GAIA uydusunun bir başka önemi bol miktarda ötegezegen bulacak. Gökbilimcilerin bir çok yöntemi vardır ötegezegen bulmak için, örneğin Kepler gezegen yıldızının önünden geçerken gözleyip ötegezegeni saptıyordu, buna “geçiş yöntemi” denir. Yöntemlerden biri de astrometrik yöntemdir. Eğer bir yıldızın Jüpiter büyüklüğünde bir gezegeni varsa o yıldızın kütle merkezi çevresinde bir hareketi vardır. İşte bu hareketi sonucu uzayda konum değiştirir. GAIA çok duyarlı konum ölçeceği için o ötegezegenleri saptayacak. Bugüne kadar astrometrik yöntemle bulana ötegezegen yok, başka yöntemle bulunan 1-2 ötegezegen bu yöntem kullanılarak onaylanmıştır. GAIA’nın yaklaşık 2.500 ötegezegen bulacağı yapılan bilimsel çalışmalarda ortaya çıkmıştır.
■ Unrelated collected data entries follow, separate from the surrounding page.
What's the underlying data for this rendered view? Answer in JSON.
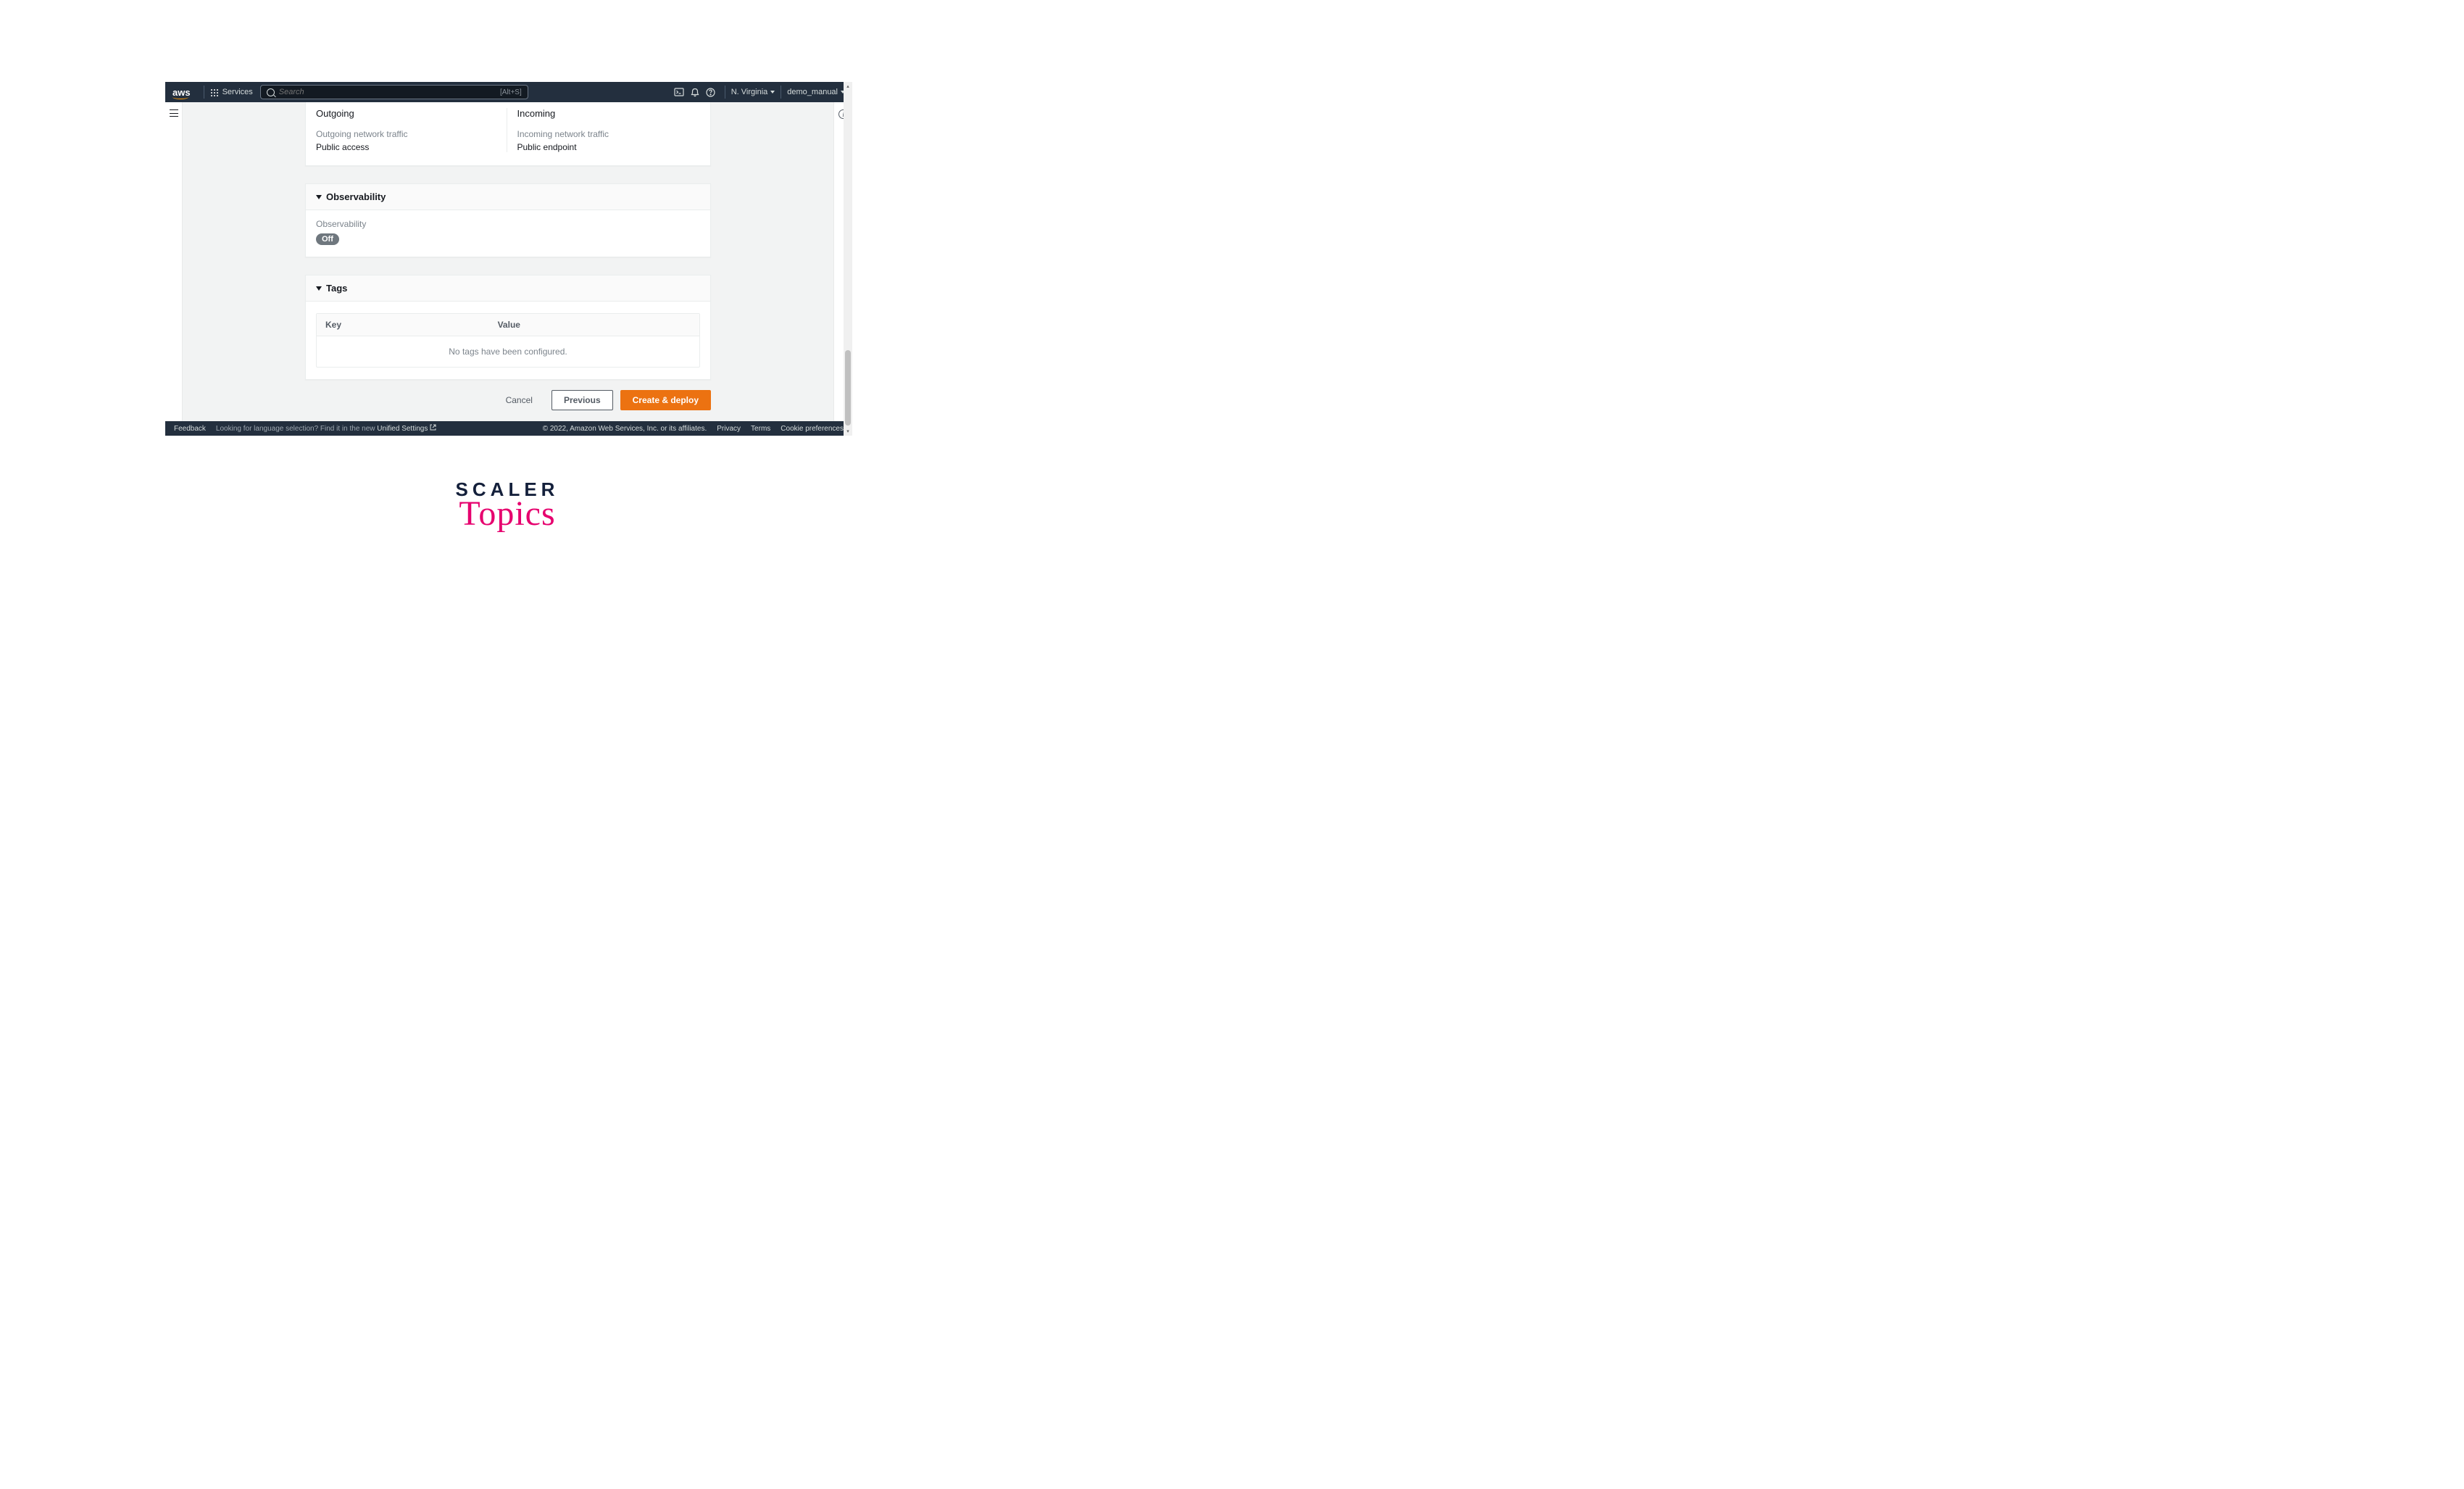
{
  "topnav": {
    "logo": "aws",
    "services_label": "Services",
    "search_placeholder": "Search",
    "search_kbd": "[Alt+S]",
    "region": "N. Virginia",
    "account": "demo_manual"
  },
  "networking": {
    "outgoing": {
      "heading": "Outgoing",
      "sub": "Outgoing network traffic",
      "value": "Public access"
    },
    "incoming": {
      "heading": "Incoming",
      "sub": "Incoming network traffic",
      "value": "Public endpoint"
    }
  },
  "observability": {
    "title": "Observability",
    "label": "Observability",
    "status": "Off"
  },
  "tags": {
    "title": "Tags",
    "columns": {
      "key": "Key",
      "value": "Value"
    },
    "empty": "No tags have been configured."
  },
  "actions": {
    "cancel": "Cancel",
    "previous": "Previous",
    "create": "Create & deploy"
  },
  "footer": {
    "feedback": "Feedback",
    "lang_hint_pre": "Looking for language selection? Find it in the new ",
    "lang_hint_link": "Unified Settings",
    "copyright": "© 2022, Amazon Web Services, Inc. or its affiliates.",
    "privacy": "Privacy",
    "terms": "Terms",
    "cookies": "Cookie preferences"
  },
  "watermark": {
    "line1": "SCALER",
    "line2": "Topics"
  }
}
GAIA öyle büyük bir teleskoba sahip değil. İlginç bir tasarımı olan iki teleskoptan oluşuyor. Her teleskop farklı şekil ve boyutta 10 aynadan oluşuyor ve gökyüzü ışığını odaklayarak bilimsel aletler üzerine düşürüyor. Dikdörtgen şeklindeki bu teleskopların yüzeyi sadece 0.7 m2. Teleskoplar küçük ama yer atmosferinin üstünde olacağı için duyarlı gözlem yapacak. 5 yılın sonunda gönderdiği veri miktarı 1 milyon GB veya bir başka deyişle 200.000 DVD’yi dolduracak kadar.
Uzaya yerleştirildikten 20 gün sonra son roketi ateşlenecek ve güneşin tam ters yönünde bulunan L2 noktasına yerleşecek. Daha önce bu noktaya Herschel, Planck ve WMAP gib bilimsel gözlemevleri yerleştirilmişti. Gelecekte WEBB uzay teleskobu da bu noktaya yerleştirilecek. Bu Lagrange noktasının önemi GAIA dünyanın çevresinde dönmeyecek, yer güneş çevresinde dolanırken güneşe göre konumunu sürekli koruyacak.
Yaklaşık 2.000 yıl önce ülkemizde İznik kentinde doğan ve bir çok astronomi çalışması yapan Hipparkos, bunların yanında trigonometriyi buldu. Güneş ve Ay’ın uzaklığı üzerine de çalışan Hipparkos bunun yanında ilk astrometrik çalışmaları yaapmış ve 850 yıldız barındıran bir de katalog yayınlamıştır. Daha sonra Rodos adasında ölen tarihin bu değerli bilim insanının adı ESA tarafında dilden düşürülmüyor ama biz ne kadar tanıyoruz? Aslında ESA’yı bile tanımıyoruz ama bu da başka bir yazının konusu.